Certains (dont Platon) ont dit que la pièce avait joué un rôle dans la condamnation à mort de Socrate en -399. Parmi les chefs d'accusation, il y a avait effectivement l'impiété et la corruption de la jeunesse. L'accusation contre Aristophane semble quand même assez sévère pour une simple satire, surtout qu'il y a 24 ans entre les deux évènements. Ce serait même plutôt l'inverse, les moqueries contre Socrate réduisent d'autant son influence et les raisons de le poursuivre.
A côté de Socrate, il y a deux personnages qui ne valent guère mieux. Strepsiade est un vieillard lourdaud. Vague ancêtre de Monsieur Jourdain, il aborde la connaissance dans une optique purement mercantile, comme un investissement : ce qu'il apprend doit lui servir à gagner de l'argent ou à en économiser.

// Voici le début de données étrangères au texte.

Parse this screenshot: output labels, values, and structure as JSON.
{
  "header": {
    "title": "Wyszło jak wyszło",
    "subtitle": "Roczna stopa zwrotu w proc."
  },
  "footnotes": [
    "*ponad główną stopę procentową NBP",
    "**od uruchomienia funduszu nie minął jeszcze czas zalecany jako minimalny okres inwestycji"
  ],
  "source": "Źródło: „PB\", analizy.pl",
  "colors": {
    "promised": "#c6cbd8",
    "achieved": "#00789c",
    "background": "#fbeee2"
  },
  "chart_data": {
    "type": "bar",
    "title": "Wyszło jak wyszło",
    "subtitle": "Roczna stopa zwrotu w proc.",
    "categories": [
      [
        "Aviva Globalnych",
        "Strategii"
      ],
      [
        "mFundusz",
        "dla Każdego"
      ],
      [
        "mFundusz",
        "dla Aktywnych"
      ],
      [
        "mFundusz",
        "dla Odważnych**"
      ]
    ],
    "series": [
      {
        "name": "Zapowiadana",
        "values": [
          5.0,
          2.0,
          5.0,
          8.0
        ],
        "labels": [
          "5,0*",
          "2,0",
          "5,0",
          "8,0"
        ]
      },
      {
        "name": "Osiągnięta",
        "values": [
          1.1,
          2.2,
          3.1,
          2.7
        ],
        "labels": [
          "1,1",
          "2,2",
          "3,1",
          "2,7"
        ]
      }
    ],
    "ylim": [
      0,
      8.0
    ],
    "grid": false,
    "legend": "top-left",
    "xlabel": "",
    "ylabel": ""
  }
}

Ensuite vient le fils, Phidippide, jeune écervelé qui suit la mode du moment pour les beaux attelages. Son nom est déjà tout un poème : Strepsiade voulait un nom qui rappelle l'épargne et sa mère, une élégante de la ville, voulait un nom qui rappelle les chevaux, symbole de réussite sociale. Le résultat est le nom Phidippide qui signifie « Qui économise les chevaux ». Dans la pièce, Phidippide n'est pas assez malin pour comprendre les vices du raisonnement socratique mais suffisamment pour l'utiliser à son profit.
La pièce est relativement facile à trouver même si c'est souvent dans des volumes reprenant plusieurs pièces d'Aristophane. Pour les hellénistes, elle existe aussi en version bilingue.